O senador Ângelo Coronel (Republicanos), pré-candidato à reeleição, afirmou que o histórico eleitoral da Bahia mostra que favoritismos nem sempre se confirmam nas urnas. Em entrevista à rádio Salvador FM, nesta segunda-feira (8), o parlamentar avaliou que o comportamento do eleitorado baiano costuma produzir reviravoltas inesperadas e citou exemplos de disputas que contrariaram prognósticos ao longo das últimas décadas.
Ao analisar o cenário para 2026, Coronel recorreu à eleição estadual de 2006 para ilustrar sua avaliação. Na ocasião, o então candidato petista Jaques Wagner venceu a disputa pelo governo ainda no primeiro turno, apesar das projeções que apontavam ampla vantagem para o ex-governador Paulo Souto durante a campanha.
“Wagner ninguém esperava. Paulo Souto tinha 60% nas pesquisas, todos os prefeitos também estavam com Paulo Souto, e quando abriu a urna, Wagner ganhou a eleição no primeiro turno”, recordou.
Para o senador, a experiência demonstra que alianças políticas, estrutura partidária e desempenho em pesquisas não garantem o resultado final de uma eleição. Segundo ele, o eleitor baiano frequentemente altera seu posicionamento ao longo da campanha.
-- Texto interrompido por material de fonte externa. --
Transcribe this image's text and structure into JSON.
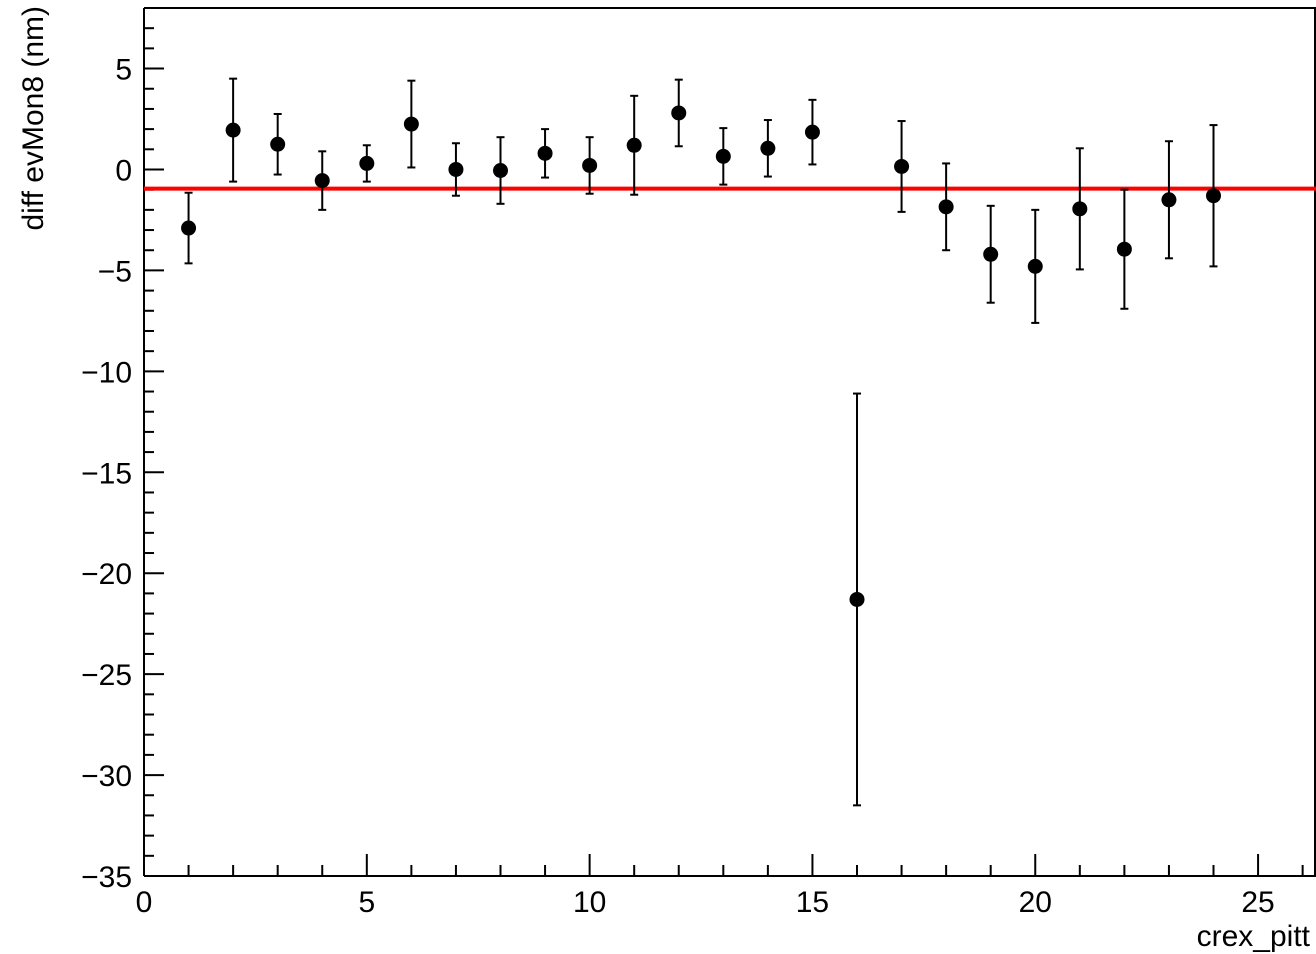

“Então o baiano tem essa manha na eleição. Muitas vezes ele está lá com um disparado, daqui a pouco ele resolve acordar e cravar no outro”, afirmou.
Coronel também lembrou de outras disputas que, em sua avaliação, surpreenderam analistas e lideranças políticas, reforçando a ideia de que o cenário eleitoral permanece aberto até a votação.
“Como aconteceu na época com Valdir, que ninguém esperava, aconteceu com Wagner, ninguém esperava, e pode acontecer com Neto”, declarou.
Apesar da comparação com episódios anteriores, o senador ponderou que ACM Neto parte de uma condição distinta da enfrentada por candidatos que surgiram como surpresa eleitoral. Segundo ele, o ex-prefeito de Salvador já aparece consolidado no debate político estadual e é visto como um dos protagonistas da próxima disputa.
“Só que com o Neto o povo já está esperando”, concluiu.